Sadly, though, it is not surprising. Supervisors like Chan have obstructed public safety for years. She has consistently opposed or delayed initiatives necessary to keep the police department operating. In 2020, in an online District 1 candidate forum, she said it was time to “dismantle” the police department. In 2022, she voted against a provision that would expand the SFPD’s access to surveillance cameras, and at the end of last year, she delayed a budget hearing on the deployment of license-plate reading technology that would help police apprehend criminals—technology already used by the San Francisco Municipal Transportation Agency to assess parking tickets. Since her election to the board in 2020, Chan has failed to support our police, has been weak on crime and has refused to uphold public safety. 

In a stunningly tone-deaf and galling maneuver, however, Chan is now promoting Prop. B, using it to falsely claim that she is in favor of public safety—all while ignoring the cop tax that she voted to add to the amendment. District 1 residents are now receiving mailers featuring a smiling Chan, claiming that Prop. B “does not raise homeowner taxes” and will “make San Francisco safer.” These mailers are deliberately misleading, obstructive to policy and offensive to residents of the Richmond. 

Chan’s bait-and-switch tactics, however, are paper thin and fooling no one. Under her watch, violent crime and personal property theft are on the rise. In the Richmond, where I live, countless residents have been victimized. Last year, our beloved shopkeeper at Richmond Market was killed by someone trying to steal two beers. (I live a block away; Richmond Market was the first place I let my kids walk to on their own.) At a recent event in the Richmond, more than half the people raised their hands when I asked how many had had their vehicles broken into.

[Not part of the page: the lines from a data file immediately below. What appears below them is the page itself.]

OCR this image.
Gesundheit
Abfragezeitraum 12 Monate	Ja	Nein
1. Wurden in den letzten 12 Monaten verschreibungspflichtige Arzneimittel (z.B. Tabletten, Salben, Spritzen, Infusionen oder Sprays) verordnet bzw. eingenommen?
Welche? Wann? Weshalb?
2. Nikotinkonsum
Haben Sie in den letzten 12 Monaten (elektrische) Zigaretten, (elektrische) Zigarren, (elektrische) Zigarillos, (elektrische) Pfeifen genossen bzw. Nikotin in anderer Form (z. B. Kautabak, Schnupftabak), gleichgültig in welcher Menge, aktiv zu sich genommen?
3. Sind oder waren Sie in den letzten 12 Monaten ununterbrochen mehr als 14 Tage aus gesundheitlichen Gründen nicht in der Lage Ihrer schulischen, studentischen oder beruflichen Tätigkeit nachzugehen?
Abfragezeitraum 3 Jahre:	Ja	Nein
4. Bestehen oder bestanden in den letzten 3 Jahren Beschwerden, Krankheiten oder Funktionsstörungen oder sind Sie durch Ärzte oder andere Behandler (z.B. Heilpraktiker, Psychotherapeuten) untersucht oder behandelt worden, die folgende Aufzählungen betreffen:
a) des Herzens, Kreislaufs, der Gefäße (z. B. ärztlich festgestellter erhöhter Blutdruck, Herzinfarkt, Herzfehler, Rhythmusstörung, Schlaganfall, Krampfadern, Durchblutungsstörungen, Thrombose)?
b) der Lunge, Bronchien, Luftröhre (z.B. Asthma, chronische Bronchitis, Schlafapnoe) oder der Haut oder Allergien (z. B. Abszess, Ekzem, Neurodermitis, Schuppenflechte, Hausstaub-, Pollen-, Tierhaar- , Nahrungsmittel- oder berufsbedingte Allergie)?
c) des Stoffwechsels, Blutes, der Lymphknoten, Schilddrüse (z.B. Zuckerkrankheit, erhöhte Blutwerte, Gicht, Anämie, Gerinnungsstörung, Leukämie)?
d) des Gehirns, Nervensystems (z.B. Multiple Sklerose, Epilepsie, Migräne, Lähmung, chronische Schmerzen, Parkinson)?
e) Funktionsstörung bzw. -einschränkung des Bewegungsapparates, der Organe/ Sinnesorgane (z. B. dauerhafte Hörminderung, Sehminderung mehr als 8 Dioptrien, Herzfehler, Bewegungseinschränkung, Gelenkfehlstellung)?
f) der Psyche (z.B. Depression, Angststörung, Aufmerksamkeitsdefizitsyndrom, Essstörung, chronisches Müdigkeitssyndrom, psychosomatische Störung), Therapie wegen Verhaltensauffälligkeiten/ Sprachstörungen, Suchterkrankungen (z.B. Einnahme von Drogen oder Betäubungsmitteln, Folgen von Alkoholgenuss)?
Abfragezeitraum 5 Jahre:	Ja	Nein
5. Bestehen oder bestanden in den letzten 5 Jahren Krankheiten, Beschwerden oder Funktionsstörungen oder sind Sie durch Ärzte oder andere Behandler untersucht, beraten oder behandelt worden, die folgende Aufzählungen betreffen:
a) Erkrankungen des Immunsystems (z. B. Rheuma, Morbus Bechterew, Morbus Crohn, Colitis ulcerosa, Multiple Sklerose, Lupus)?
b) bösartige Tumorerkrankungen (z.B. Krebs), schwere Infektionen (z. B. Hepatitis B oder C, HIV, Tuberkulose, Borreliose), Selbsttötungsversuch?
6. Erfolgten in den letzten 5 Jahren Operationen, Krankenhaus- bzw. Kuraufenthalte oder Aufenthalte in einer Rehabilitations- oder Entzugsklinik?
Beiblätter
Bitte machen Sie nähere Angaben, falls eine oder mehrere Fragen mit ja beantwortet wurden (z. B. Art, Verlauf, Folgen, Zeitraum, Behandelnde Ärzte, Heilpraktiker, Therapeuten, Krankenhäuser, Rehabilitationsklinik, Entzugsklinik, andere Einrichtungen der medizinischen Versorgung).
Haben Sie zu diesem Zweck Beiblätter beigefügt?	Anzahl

San Francisco does not need to be like this. Supervisors like Connie Chan have undermined public safety for too long. Now, they’re supporting Prop. B, with its poison pill “cop tax,” but don’t be fooled. Prop. B is simply BS.

This piece has been corrected to reflect that Chan was elected to the board in 2020.

Marjan Philhour is a small business owner and community advocate who has worked in federal, state and local government. Philhour served on her local PTA and co-founded the Balboa Village Merchants Association. She is a 2024 candidate for the Board of Supervisors.